How to Become Google, Amazon, or Facebook (In Theory)
At Apigee, we are doing some phenomenal things. More importantly, because of our work with customers, we have a bird's eye view of the digital revolution. As CTO, I get to participate in these incredible things, and it gives me a perspective on technology and business trends. Those of you who know me understand that I’m not shy about expressing my opinions. Opinions, while free to give, actually help me think clearly (the art of writing is very clarifying), and, hopefully, are also useful to the reader.
So here’s our new blog channel, "CTO Musings." I’m retiring my personal musings (some would argue I had already retired it years back).

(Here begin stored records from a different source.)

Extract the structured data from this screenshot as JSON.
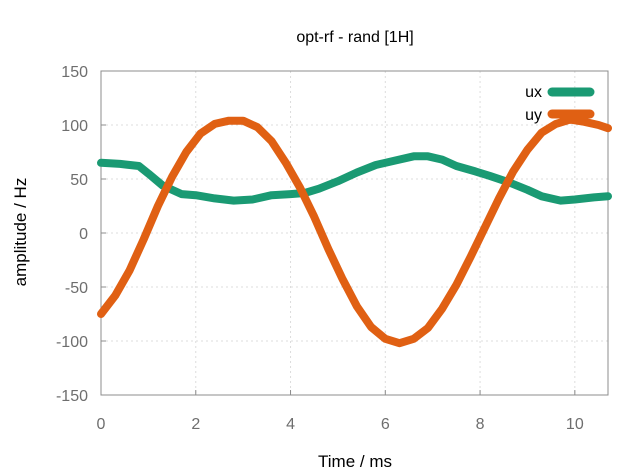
{
  "chart_data": {
    "type": "line",
    "title": "opt-rf - rand [1H]",
    "xlabel": "Time / ms",
    "ylabel": "amplitude / Hz",
    "xlim": [
      0,
      10.7
    ],
    "ylim": [
      -150,
      150
    ],
    "x_ticks": [
      0,
      2,
      4,
      6,
      8,
      10
    ],
    "y_ticks": [
      -150,
      -100,
      -50,
      0,
      50,
      100,
      150
    ],
    "x_tick_labels": [
      "0",
      "2",
      "4",
      "6",
      "8",
      "10"
    ],
    "y_tick_labels": [
      "-150",
      "-100",
      "-50",
      "0",
      "50",
      "100",
      "150"
    ],
    "grid": true,
    "legend_position": "top-right",
    "series": [
      {
        "name": "ux",
        "color": "#1a9a73",
        "x": [
          0,
          0.4,
          0.8,
          1.0,
          1.3,
          1.7,
          2.0,
          2.4,
          2.8,
          3.2,
          3.6,
          4.0,
          4.3,
          4.6,
          5.0,
          5.4,
          5.8,
          6.2,
          6.6,
          6.9,
          7.2,
          7.5,
          7.9,
          8.2,
          8.6,
          9.0,
          9.3,
          9.7,
          10.0,
          10.4,
          10.7
        ],
        "y": [
          65,
          64,
          62,
          55,
          44,
          36,
          35,
          32,
          30,
          31,
          35,
          36,
          37,
          41,
          48,
          56,
          63,
          67,
          71,
          71,
          68,
          62,
          57,
          53,
          47,
          40,
          34,
          30,
          31,
          33,
          34
        ]
      },
      {
        "name": "uy",
        "color": "#e06013",
        "x": [
          0,
          0.3,
          0.6,
          0.9,
          1.2,
          1.5,
          1.8,
          2.1,
          2.4,
          2.7,
          3.0,
          3.3,
          3.6,
          3.9,
          4.2,
          4.5,
          4.8,
          5.1,
          5.4,
          5.7,
          6.0,
          6.3,
          6.6,
          6.9,
          7.2,
          7.5,
          7.8,
          8.1,
          8.4,
          8.7,
          9.0,
          9.3,
          9.6,
          9.9,
          10.2,
          10.5,
          10.7
        ],
        "y": [
          -75,
          -58,
          -35,
          -6,
          25,
          52,
          75,
          92,
          101,
          104,
          104,
          98,
          85,
          65,
          42,
          15,
          -15,
          -43,
          -68,
          -87,
          -98,
          -102,
          -98,
          -88,
          -70,
          -48,
          -22,
          5,
          32,
          57,
          77,
          93,
          101,
          105,
          103,
          100,
          97
        ]
      }
    ]
  }
}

One of the tests I have for blogging is that one in five blogs should cause me to think: "Shoot, should I have said that?" In other words, I should be a bit controversial, and occasionally over the edge. Keep me honest here folks—if you find posts are too bland, the corporate lawyers have gotten to me, and call me out (This itself qualifies for that one in five).

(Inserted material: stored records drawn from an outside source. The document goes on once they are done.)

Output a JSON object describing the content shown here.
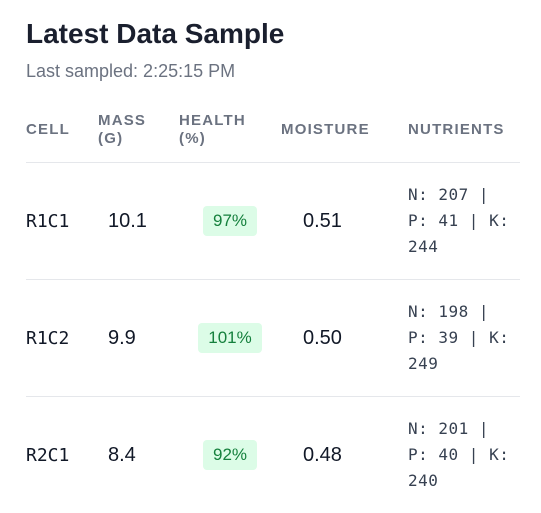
{
  "header": {
    "title": "Latest Data Sample",
    "subtitle": "Last sampled: 2:25:15 PM"
  },
  "table": {
    "columns": [
      "CELL",
      "MASS (G)",
      "HEALTH (%)",
      "MOISTURE",
      "NUTRIENTS"
    ],
    "rows": [
      [
        "R1C1",
        "10.1",
        "97%",
        "0.51",
        "N: 207 | P: 41 | K: 244"
      ],
      [
        "R1C2",
        "9.9",
        "101%",
        "0.50",
        "N: 198 | P: 39 | K: 249"
      ],
      [
        "R2C1",
        "8.4",
        "92%",
        "0.48",
        "N: 201 | P: 40 | K: 240"
      ]
    ]
  }
}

Most importantly, we should learn together. I hope that with the dialog we generate, knowledge advances.
We admire Google, Amazon, Azure, Netflix, Facebook, LinkedIn, Twitter, Swift. How many more of these are there? Hundreds? Perhaps. Thousands? No way. Why? Because it’s bloody hard to build and operate systems like these.

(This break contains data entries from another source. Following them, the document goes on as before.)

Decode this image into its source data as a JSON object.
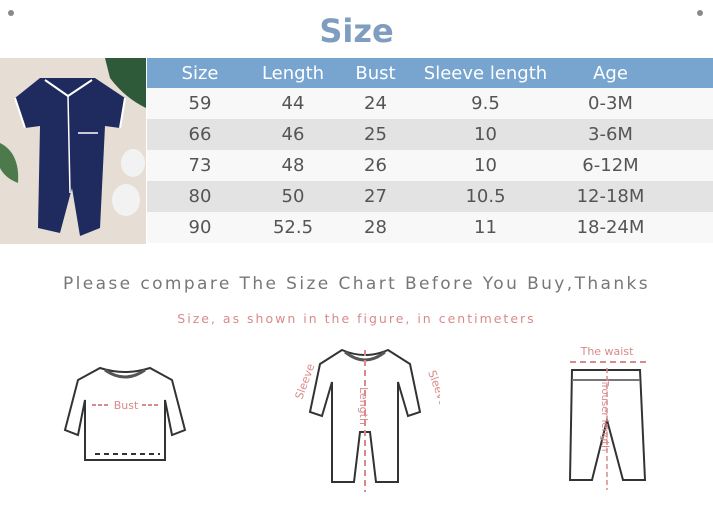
{
  "title": "Size",
  "table": {
    "headers": [
      "Size",
      "Length",
      "Bust",
      "Sleeve length",
      "Age"
    ],
    "rows": [
      [
        "59",
        "44",
        "24",
        "9.5",
        "0-3M"
      ],
      [
        "66",
        "46",
        "25",
        "10",
        "3-6M"
      ],
      [
        "73",
        "48",
        "26",
        "10",
        "6-12M"
      ],
      [
        "80",
        "50",
        "27",
        "10.5",
        "12-18M"
      ],
      [
        "90",
        "52.5",
        "28",
        "11",
        "18-24M"
      ]
    ]
  },
  "notes": {
    "compare": "Please compare The Size Chart Before You Buy,Thanks",
    "units": "Size, as shown in the figure, in centimeters"
  },
  "diagram_labels": {
    "bust": "Bust",
    "sleeve": "Sleeve",
    "length": "Length",
    "waist": "The waist",
    "trouser_length": "Trouser length"
  },
  "colors": {
    "header": "#77a5cf",
    "title": "#7f9dbf",
    "accent": "#d98a8a",
    "romper": "#1f2a5e"
  }
}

As we have built Apigee Edge, and would like to be considered in the hundreds (after all, we do more than 300 billion calls/year with five 9s of availability for thousands of our customers in a Chaos Monkey environment), we’ve also realized that it has taken us more than four years to get here, and the lessons we have learned are impossible to learn in less time and at a smaller scale. That’s why few get to this point. I’m not talking of computer science principles here (though there are plenty of them too, but that’s a topic for a separate blog post).
There are five things that are very difficult to get right in any large-scale distributed system built by a dev team of more than 50.
Dev is fun. Creating something out of nothing is, in my mind, the purest form of art. Ops is bloody. DevOps is great in theory, but very difficult in practice. Your most creative minds create; they don’t operate. Pager duty? Yuck.
The classic iterative model fails miserably at scale. “Let us first build the system using an RDBMS, and later on we can switch the RDBMS to be Cassandra.” It doesn’t work that way. First, the abstractions aren't clean enough to be switchable. But more importantly, the application semantics that consume the persistence come to rely on the underlying system. To scale, one must anticipate scale. That is very hard.
Change at scale is not easy. One can lock down the system and satisfy the safety property of systems—or so people think. In fact, there have been some excellent writeups about how locking down is actually antithetical to safety, but this is a difficult lesson to learn. Trial by fire isn’t easy. But the progress property is even more difficult. How does one innovate, and let one’s customers innovate, and yet keep things running? At Apigee, we do hundreds of changes every month, our customers deploy thousands of new APIs every month, and the infrastructure keeps changing underneath us. Yet guaranteeing availability, scale, and latency for our customers’ APIs is a task that we have learned carefully.
A common style of development teams is “let’s focus on features and the cost will work out by itself.” We have found this to be helpful: ask each team what the baseline cost is (for example, if one is building persistence on AWS, start with the AWS GB/month cost). Now do a layering, and tell us what each added functionality costs. Without this, it is all jumbled; it’s no way to build distributed systems at scale.
This, of course, is not technology, though technology helps. Clean APIs between team microservices help. But dependencies naturally arise—at the very least, when some teams are providing platform services—such as core persistence services at Apigee. Furthermore, there are always tensions: commonality of skills (can one team use MySQL and another, Postgres?) or common look and feel (do you want your surface area to look like Frankenstein?).
“Architectural committees” are considered anathemas. There is no magic wand here—it all depends on your culture and your skills. I am not going to recommend a preferred way. Suffice it to say, though, if you do not get this right, you cannot sustain your play.
Eventually, we will get into the top 10, but that is still a few years away, with many more lessons to be learned.